L'Azerbaïdjan a lancé, plus tôt dans la journée, une opération militaire trois ans après la précédente guerre, demandant le retrait « total et inconditionnel » de l’Arménie de cette région disputée.
« Les actions militaires de l'Azerbaïdjan doivent être immédiatement arrêtées pour permettre un véritable dialogue entre Bakou et les Arméniens du Karabakh », a souligné M. Michel sur X (anciennement Twitter).
« Nous appelons à la cessation immédiate des hostilités et demandons à l'Azerbaïdjan d'arrêter les activités militaires actuelles », a ajouté M. Borrell dans un communiqué, prévenant que l’escalade militaire ne devait pas servir de prétexte pour forcer l'exode de la population locale. Plusieurs civils auraient été tués ou blessés depuis le début de l'opération.
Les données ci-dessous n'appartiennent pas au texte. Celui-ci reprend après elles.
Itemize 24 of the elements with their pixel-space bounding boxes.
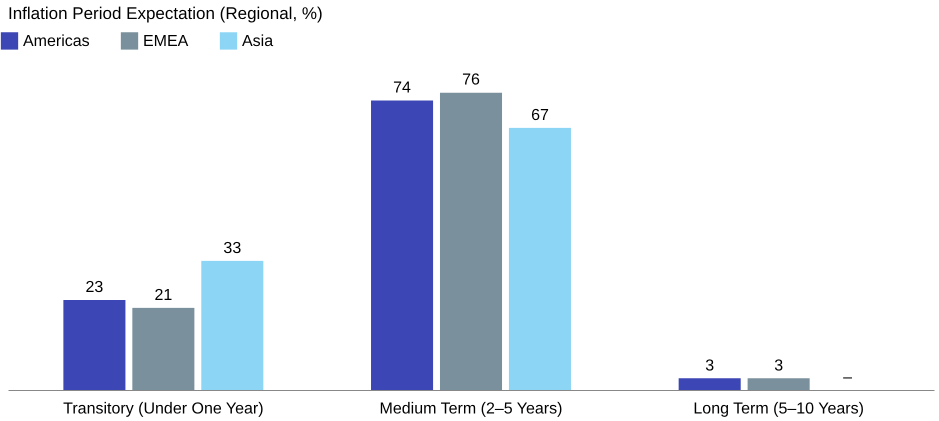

Selon le Haut Représentant, il est « urgent » de reprendre le dialogue entre Bakou et les Arméniens du Karabakh. Il a précisé que la violence devait cesser afin de créer un environnement propice aux pourparlers de paix et de normalisation. « Un véritable engagement de toutes les parties est nécessaire pour parvenir à des résultats négociés. L'UE reste pleinement engagée pour faciliter le dialogue », a ajouté M. Borrell.
Dans une déclaration commune, le président de la commission des affaires étrangères du Parlement européen, David McAllister (PPE, allemand), la présidente de la délégation pour les relations avec le Caucase du Sud, Marina Kaljurand (S&D, estonienne), et les rapporteurs sur l'Arménie et l'Azerbaïdjan Andrey Kovatchev (PPE, bulgare) et Željana Zovko (PPE, croate) ont estimé que cette « attaque clairement planifiée, signalée le long de toute la ligne de contact, qui survient quelques heures seulement après les explosions et après des semaines de renforcement militaire azerbaïdjanais et de rhétorique agressive, (était) totalement inacceptable ».
Ils ont appelé à l'arrêt immédiat de toutes les actions militaires et déploré que l'offensive compromette gravement les négociations de paix en cours entre l'Azerbaïdjan et l'Arménie.
Pour les députés, des négociations directes entre Bakou et Stepanakert sont le seul moyen de faire progresser les relations entre les Arméniens du Haut-Karabakh et l'Azerbaïdjan.
Les députés de la commission 'Affaires étrangères' du Parlement européen débattront ce mercredi 20 septembre de la situation dans le Haut-Karabakh avec le Service européen pour l'action extérieure.